The vibe at all of Betulia’s restaurants is a blend of humility and hubris. Betulia will in the same breath both call himself nothing more than a cook and talk about his desire to lead a nationally recognized culinary scene in Naples.

The humility comes from his Midwest upbringing. Arriving here from Italy as a small child, Betulia grew up in Milwaukee in a family that valued hard work. He got into hospitality at a young age, 14, thanks to a friend of his father who needed a dishwasher. Eventually he moved up to the pizza station and spent three-plus years making salads for famed Midwestern chef Paul Bartolotta. “Every day I wanted to be the best I could possibly be at my station,” Betulia says of his early days. “And I worked my way up the ladder to the grill station to sous chef.”

He went to culinary school in Chicago, worked at the city’s revered modern Italian restaurant Spiaggia, then back to Milwaukee. After vacationing in Naples, he took a job as a sous chef at Campiello. A few years later, he was the head chef there.

It was at Campiello that he met Anna, with whom he now has equal numbers of children and restaurants, and Zadorski. Eventually, when Pullara reached out with the idea of moving his family to Naples, Betulia got him hired there as well. (Even though the two were not especially close growing up in different parts of Milwaukee, their instincts in the kitchen seem in perfect sync.) Campiello is also where he met the investor (who asked to remain unnamed and unquoted for this story) who would buy the building and set up the financial backing to start Osteria Tulia.

The hubris comes, in part, from the success he’s experienced since opening his first restaurant. The team’s work to perfect every detail, and then maintain that level of excellence, has made Osteria Tulia consistently one of the best restaurants in Southwest Florida and, according to Florida Trend, the state.

When the space next door opened up, instead of expanding his original restaurant, he decided to execute a new concept. The always-packed nature of Bar Tulia is proof enough of its success.

He hosted a James Beard Foundation dinner in Naples and then was invited to cook at the James Beard House in New York. Short of becoming a celebrity chef or getting a Michelin star, he didn’t have much more to prove.

Except to himself.

“I’ve always been looking to go to the next level, asking myself what’s the next step,” he says. While he hasn’t been in a rush to see something new happen (see his nine years at the helm of Campiello as proof), he has had his eye on another rung up on the ladder.

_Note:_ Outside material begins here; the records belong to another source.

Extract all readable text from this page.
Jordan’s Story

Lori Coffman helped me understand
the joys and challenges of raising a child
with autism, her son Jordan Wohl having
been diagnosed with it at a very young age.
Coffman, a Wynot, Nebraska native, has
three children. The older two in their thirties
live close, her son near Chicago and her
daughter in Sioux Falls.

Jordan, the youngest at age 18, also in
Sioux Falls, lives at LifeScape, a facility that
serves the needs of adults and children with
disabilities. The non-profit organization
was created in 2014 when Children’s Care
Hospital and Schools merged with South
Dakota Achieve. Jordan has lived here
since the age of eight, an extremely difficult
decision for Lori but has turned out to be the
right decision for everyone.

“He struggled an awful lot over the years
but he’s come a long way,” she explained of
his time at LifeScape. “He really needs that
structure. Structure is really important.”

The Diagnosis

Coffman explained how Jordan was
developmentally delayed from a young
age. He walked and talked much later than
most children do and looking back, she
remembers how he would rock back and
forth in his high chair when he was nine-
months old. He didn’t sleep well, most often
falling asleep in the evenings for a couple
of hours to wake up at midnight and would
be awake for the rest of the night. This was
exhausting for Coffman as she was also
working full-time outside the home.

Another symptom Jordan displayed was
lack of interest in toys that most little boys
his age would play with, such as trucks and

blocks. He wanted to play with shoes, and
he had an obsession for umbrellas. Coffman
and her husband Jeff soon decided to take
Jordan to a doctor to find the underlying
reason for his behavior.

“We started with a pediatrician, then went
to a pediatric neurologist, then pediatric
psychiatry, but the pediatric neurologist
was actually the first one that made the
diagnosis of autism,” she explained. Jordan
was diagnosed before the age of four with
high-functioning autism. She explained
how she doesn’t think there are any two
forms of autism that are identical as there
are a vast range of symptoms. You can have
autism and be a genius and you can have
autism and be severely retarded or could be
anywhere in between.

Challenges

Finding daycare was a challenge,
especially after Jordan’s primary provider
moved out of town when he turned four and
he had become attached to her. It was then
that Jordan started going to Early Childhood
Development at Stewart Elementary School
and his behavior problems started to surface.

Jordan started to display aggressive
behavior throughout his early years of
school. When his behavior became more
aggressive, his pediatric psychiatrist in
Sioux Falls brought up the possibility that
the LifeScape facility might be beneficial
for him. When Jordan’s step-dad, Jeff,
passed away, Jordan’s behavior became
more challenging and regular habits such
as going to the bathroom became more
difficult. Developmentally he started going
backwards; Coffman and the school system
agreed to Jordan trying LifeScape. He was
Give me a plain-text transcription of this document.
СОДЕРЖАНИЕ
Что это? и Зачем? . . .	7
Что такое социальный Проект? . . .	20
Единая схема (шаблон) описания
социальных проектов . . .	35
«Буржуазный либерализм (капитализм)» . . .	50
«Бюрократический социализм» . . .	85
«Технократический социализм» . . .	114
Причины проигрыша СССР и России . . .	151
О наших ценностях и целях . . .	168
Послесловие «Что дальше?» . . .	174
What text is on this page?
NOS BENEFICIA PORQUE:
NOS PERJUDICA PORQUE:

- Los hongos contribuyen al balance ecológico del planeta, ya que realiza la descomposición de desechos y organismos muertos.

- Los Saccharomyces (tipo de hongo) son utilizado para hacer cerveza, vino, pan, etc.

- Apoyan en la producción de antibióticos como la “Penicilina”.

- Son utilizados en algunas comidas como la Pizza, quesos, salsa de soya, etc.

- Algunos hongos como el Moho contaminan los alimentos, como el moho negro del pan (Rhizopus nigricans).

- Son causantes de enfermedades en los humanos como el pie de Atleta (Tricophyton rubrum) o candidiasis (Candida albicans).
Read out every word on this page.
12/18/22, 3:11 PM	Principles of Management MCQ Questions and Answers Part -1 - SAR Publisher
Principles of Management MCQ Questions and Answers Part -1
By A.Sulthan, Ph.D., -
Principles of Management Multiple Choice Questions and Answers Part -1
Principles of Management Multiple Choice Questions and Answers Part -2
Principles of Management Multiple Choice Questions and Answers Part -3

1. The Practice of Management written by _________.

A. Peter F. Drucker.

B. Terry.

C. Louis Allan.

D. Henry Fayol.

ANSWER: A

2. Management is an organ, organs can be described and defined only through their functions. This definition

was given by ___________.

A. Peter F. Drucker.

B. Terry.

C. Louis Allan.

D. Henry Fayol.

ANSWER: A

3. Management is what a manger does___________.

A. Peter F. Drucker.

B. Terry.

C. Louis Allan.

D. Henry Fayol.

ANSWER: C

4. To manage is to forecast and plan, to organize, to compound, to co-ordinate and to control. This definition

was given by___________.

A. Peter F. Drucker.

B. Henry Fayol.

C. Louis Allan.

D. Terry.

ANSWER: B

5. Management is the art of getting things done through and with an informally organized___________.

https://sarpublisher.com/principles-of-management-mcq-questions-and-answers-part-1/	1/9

“Vincenzo has more passion for what he does than any man I’ve ever met,” Anna says. “He’s got the talent, but the passion is why I knew Osteria would succeed. We just needed the right people and the right location.”

Sometimes Betulia’s passion might be too much on his sleeve. He initially scared Anna away when he told her early on in their first stint  of dating that he was going to marry her. But that same passion drives Betulia to care about the details, from The French’s hand-painted murals that reminded him of a place in New York to the amount of crème fraiche on a salad plate.

It’s telling that the photo he has framed in the kitchen at The French  is of superstar chef Marco Pierre White, aproned and smoking a cigarette, looking drained from the all-out pursuit of getting some seemingly minor detail just right.

At one point during a conversation, Betulia stops for a moment and walks down the kitchen line at The French. He takes out a spoon and tastes the onion soup, a dish any self-respecting French bistro has to have down-pat. Early on, a diner commented to him that it was too thick. So the recipe got thinned out a bit. A day later, another patron said it was too thin.

“So we’ve been trying to find the right balance where it’s thinner but still has the right mouth feel,” he says.

Then he yells across the kitchen, “Careful with that garlic. I can smell it.”